Reputation: 429
I have two transformer networks. One with 3 heads per attention and 15 layers in total and second one with 5 heads per layer and 30 layers in total. Given an arbitrary set of documents (2048 tokens per each), how to find out, which network is going to be better to use and is less prone to overfitting?
In computer vision we have concept called: "receptive field", that allows us to understand how big or small network we need to use. For instance, if we have CNN with 120 layers and CNN with 70 layers, we can calculate their receptive fields and understand which one is going to perform better on a particular dataset of images.

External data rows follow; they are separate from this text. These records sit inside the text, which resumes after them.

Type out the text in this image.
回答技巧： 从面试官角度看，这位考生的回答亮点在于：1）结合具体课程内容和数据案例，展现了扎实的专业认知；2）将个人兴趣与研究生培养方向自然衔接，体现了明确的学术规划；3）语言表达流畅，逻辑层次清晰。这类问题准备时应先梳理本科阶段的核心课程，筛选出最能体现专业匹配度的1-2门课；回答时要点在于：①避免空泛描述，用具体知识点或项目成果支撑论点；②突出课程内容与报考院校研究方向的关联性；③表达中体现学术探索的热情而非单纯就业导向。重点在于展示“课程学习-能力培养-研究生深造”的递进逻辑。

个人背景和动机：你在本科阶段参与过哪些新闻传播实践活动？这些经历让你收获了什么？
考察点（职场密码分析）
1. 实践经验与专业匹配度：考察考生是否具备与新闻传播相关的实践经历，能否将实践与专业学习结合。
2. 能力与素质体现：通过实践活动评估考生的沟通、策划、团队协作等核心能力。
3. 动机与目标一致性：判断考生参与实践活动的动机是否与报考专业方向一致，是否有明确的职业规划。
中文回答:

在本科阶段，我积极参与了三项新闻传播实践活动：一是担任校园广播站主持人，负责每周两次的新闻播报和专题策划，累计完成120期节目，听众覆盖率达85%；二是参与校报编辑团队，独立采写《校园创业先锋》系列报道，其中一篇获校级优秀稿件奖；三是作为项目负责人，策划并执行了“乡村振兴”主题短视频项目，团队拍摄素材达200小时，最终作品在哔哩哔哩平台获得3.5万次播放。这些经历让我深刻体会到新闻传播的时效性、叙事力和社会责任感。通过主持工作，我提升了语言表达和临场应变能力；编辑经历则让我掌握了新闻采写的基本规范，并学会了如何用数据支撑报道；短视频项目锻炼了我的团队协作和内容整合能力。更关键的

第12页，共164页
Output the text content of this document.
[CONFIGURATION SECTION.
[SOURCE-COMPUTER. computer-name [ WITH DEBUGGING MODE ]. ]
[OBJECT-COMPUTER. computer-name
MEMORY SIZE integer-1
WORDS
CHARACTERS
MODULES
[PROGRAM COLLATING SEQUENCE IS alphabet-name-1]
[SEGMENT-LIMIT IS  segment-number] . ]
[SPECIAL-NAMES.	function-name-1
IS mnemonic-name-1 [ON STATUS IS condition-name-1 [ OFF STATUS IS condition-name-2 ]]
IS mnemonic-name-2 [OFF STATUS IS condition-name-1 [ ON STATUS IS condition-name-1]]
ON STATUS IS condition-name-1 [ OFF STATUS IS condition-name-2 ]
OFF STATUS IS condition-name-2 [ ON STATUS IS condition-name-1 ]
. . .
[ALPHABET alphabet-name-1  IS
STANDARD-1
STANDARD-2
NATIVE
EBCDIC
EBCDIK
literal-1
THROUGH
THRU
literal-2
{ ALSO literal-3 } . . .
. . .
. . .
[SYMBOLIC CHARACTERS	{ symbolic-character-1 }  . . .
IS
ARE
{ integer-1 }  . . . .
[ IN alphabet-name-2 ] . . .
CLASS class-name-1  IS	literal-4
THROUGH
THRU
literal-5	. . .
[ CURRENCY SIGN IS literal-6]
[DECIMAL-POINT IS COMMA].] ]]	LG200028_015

Do you guys have something similar in NLP? How do you understand whether one architecture is more optimal to use versus another,having a set of text documents with unique properties?
Upvotes: 1
Views: 135
Reputation: 304
How do you understand whether one architecture is more optimal to use versus another, having a set of text documents with unique properties?
For modern Transformer-based Language Models (LMs), there are some empirical "scaling laws," such as the Chinchilla scaling laws (Wikipedia), that essentially say that larger (deeper) models with more layers, i.e., with more parameters tend to perform better. So far, most LMs seem to roughly follow Chinchilla scaling. There is another kind of scaling, which is closer to a "receptive field", that I talk about below.
Do you guys have something similar in NLP?
Kind of. Transformer-based LMs can be thought to have a "receptive field" similar to CNN layers, as the attention mechanism in the Transformer operates on a pre-defined "context window" or "context length", which is the maximum number of tokens the layer can look at ("attend to") at any given time, similar to a CNN kernel. However, with the introduction of new positional encoding (PE) approaches, such as Rotary Positional Encoding (RoPE), and modified attention architectures, like Sliding Window Attention (SWA), this is not strictly accurate.
Scaling in terms of "context length" is of much interest, but usually, it is very difficult to scale Transformers this way, because of attention being a ($\mathcal{O}(N^2)$) (O(N^2)) operation. So, usually, researchers go towards deeper architectures with more parameters ("over-parameterization") that can allow the model to "memorize" as much of the large training corpus as it can ("overfitting"), so that it can perform reasonably well, when fine-tuned for most down-stream tasks (that have at least some representative examples in the training corpus).
Upvotes: 1